Un devoir de mémoire et de justice
Malgré les défis, les autorités judiciaires et les associations de survivants insistent sur l’importance de ces procès, même tardifs. Pour les victimes et leurs familles, c’est souvent la dernière occasion d’obtenir justice et une certaine forme de reconnaissance des souffrances endurées. Au-delà des cas individuels, ces procédures ont une portée symbolique et morale forte. Elles rappellent que les crimes contre l’humanité sont imprescriptibles et que chacun doit rendre des comptes, fusse des décennies plus tard.
Des preuves cruciales malgré le temps qui passe
La tenue de ces procès très tardifs repose sur un travail d’enquête minutieux mené par une unité spéciale créée dans les années 2010. En épluchant les archives des camps et de l’administration nazie, les enquêteurs recherchent la moindre trace documentaire permettant d’étayer les soupçons et les témoignages des survivants. Car malgré l’érosion inévitable des souvenirs, ces derniers restent des pièces à conviction cruciales, des paroles précieuses face à ceux qui nient encore les atrocités nazies.
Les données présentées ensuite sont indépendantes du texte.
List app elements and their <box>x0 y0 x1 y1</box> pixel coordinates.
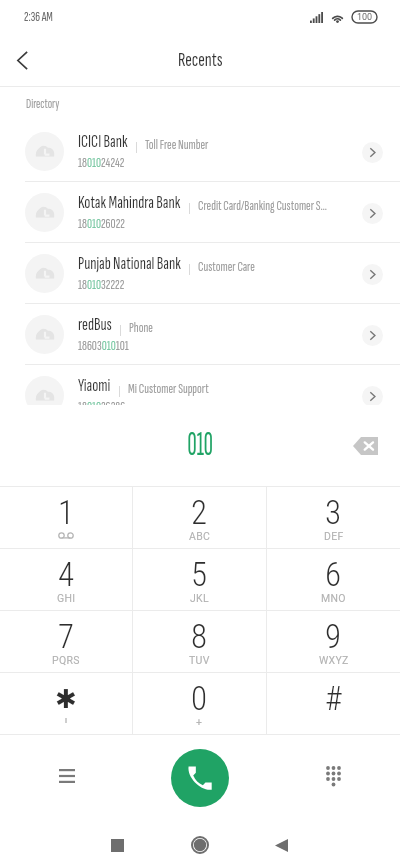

Le sort judiciaire de l’ancien gardien de Sachsenhausen reste donc encore incertain à ce stade. Le tribunal de Hanau devra réexaminer son cas et trancher définitivement la question de son aptitude à comparaître. Quelle que soit l’issue, ce dossier prouve que la soif de justice pour les victimes de la barbarie nazie reste intacte. Un combat sans cesse recommencé pour que l’indicible ne sombre jamais dans l’oubli et l’impunité.